LOS ANGELES — At 6 months old, Aniya Robertson is starting to look a lot like her mom, April Valentine.
What You Need To Know
- U.S. maternal mortality rates have doubled in the last 20 years
- Black mothers’ maternal mortality rates are three times higher than their white counterparts
- A Kaiser Family Foundation study showed that even when adjusting for other factors, black women were still more likely to die from pregnancy related complications
- That’s why an LA County Department of Public Health doctor has programs like the African American Infant and Maternal Mortality Initiative
“She favors her momma’s skin tone, her eyes,” says father Nigha Robertson.
And that’s just fine by him. After all, ever since he met April, all she ever talked about was having a baby.
“I came home one day, and she had like onesies hanging around the room," said Robertson. "And I said, 'What is this?' And she said like, 'If you speak it into existence, it will happen.'"

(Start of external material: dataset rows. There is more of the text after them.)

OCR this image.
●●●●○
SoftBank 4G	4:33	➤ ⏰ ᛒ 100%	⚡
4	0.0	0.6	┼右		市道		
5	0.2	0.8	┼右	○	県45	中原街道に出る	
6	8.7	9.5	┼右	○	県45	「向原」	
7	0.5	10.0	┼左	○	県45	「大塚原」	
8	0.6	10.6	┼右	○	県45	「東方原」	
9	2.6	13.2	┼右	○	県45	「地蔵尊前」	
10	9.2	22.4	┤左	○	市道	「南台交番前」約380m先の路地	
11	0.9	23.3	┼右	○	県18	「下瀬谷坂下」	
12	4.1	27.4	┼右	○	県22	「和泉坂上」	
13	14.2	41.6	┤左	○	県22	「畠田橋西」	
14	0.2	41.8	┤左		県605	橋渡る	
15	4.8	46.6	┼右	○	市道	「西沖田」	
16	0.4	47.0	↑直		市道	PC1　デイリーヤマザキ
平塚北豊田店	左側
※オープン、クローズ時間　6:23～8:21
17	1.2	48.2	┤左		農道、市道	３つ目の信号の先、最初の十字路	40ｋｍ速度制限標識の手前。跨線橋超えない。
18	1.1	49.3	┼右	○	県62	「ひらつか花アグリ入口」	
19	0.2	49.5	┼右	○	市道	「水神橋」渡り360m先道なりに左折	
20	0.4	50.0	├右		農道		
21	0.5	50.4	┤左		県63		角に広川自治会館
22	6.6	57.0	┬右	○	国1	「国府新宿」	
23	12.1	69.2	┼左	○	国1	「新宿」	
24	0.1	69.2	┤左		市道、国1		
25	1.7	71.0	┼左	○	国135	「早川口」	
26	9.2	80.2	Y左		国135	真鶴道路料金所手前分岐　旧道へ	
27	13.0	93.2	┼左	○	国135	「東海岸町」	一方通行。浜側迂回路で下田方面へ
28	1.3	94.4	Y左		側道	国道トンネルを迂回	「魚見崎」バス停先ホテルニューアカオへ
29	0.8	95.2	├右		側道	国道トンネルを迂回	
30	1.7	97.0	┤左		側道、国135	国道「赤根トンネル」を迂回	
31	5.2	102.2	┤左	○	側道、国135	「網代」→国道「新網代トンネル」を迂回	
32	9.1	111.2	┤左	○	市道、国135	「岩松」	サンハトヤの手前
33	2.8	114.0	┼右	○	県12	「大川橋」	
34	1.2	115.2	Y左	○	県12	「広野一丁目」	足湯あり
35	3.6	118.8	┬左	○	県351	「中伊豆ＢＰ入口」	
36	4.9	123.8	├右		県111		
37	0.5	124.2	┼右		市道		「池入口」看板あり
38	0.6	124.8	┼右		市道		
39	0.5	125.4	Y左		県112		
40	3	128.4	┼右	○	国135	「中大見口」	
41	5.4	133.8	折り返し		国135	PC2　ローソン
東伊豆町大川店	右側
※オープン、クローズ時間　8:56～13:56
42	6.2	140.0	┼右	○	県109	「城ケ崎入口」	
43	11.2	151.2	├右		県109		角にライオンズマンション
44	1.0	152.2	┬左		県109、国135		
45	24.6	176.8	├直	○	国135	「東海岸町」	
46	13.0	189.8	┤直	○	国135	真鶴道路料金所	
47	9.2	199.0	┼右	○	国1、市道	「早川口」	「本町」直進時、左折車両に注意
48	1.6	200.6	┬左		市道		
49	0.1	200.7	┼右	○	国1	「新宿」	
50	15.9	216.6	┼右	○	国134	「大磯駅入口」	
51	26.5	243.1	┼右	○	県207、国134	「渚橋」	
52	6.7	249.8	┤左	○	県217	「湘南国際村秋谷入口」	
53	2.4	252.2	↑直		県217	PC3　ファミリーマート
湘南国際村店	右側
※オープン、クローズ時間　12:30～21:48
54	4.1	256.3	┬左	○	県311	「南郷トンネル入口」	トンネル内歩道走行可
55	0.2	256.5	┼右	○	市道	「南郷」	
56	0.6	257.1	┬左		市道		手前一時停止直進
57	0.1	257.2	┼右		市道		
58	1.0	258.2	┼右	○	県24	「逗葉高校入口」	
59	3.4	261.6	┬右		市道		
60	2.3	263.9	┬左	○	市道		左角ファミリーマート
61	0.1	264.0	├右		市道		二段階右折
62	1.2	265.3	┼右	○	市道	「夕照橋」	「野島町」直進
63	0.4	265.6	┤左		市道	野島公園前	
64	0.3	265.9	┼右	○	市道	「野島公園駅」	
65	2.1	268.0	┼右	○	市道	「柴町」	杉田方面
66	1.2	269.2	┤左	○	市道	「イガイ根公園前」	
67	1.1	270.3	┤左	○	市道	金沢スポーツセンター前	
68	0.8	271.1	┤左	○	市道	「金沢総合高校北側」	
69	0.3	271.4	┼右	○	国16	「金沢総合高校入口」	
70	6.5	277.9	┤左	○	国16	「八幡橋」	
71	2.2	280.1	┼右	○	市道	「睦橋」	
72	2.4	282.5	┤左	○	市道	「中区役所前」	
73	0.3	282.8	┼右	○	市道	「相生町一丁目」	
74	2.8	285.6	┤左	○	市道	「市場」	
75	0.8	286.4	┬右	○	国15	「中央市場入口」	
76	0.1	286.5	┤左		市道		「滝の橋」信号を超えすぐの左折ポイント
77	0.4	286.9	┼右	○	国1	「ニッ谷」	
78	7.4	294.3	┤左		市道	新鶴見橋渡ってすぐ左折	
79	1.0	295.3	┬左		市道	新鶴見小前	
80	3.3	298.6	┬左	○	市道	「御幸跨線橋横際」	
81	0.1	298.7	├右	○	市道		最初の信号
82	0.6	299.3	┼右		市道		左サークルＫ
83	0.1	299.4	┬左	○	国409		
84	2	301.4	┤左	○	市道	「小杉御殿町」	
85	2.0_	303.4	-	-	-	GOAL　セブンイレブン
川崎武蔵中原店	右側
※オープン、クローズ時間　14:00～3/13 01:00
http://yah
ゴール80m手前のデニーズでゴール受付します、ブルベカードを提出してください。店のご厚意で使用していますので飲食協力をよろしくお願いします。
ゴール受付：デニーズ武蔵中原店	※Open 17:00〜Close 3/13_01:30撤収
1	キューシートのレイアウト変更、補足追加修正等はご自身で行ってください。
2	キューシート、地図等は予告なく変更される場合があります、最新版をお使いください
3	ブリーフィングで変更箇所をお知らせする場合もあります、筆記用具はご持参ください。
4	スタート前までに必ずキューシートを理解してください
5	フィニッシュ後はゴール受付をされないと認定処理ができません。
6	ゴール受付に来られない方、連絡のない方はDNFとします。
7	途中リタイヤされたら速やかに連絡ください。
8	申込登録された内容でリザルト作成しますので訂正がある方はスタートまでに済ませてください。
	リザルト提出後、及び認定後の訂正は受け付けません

And it did happen, except Valentine is not around to see it because she died during childbirth. Robertson recounts that winter day inside an Inglewood hospital where, after 20 hours of labor, he found himself doing CPR on her.
Moments later, doctors cut Aniya out and took her to the NICU. Now, Robertson is left trying to fill an unfillable void.
U.S. deaths from pregnancy-related causes has more than doubled in the last 20 years, according to a new study published in the Journal of the American Medical Association, and Black mothers’ maternal mortality rates are three times higher than their white counterparts.
“There is a deeper problem that it’s not about transforming the behavior of the pregnant person,” says Doctor Melissa Franklin, director of Maternal, Child, and Adolescent Health for the Health Promotion Bureau at the Los Angeles County Department of Public Health. “And yes, it’s important to live a healthy lifestyle and go to prenatal appointments, and to do all that, but it’s even more important for our systems to transform themselves.”
After all, a Kaiser Family Foundation study showed that even when adjusting for other factors, Black women were still more likely to die from pregnancy-related complications. That’s why Franklin has programs like the African American Infant and Maternal Mortality Initiative, “which provides free doula support delivered by Black doulas for Black families, an expectant fathers group which works with Black dads to support them so they can support their partner on their pregnancy journey, all with the perspective or the lens of addressing maternal death and infant death.”
AIM doulas, along with friends, have been supporting Robertson as he holds down his full-time job and takes care of Aniya.
“I’m not ready to have that conversation for when she asks what happened to her mama,” he said. “I won’t even be able to explain to her that the reason her mama is not here is because she was giving birth to you. That’s going to traumatize my little girl, so I think about that.”
The first day he met Valentine, he promised her he would be her protector. Even in her death, he’s honoring that promise.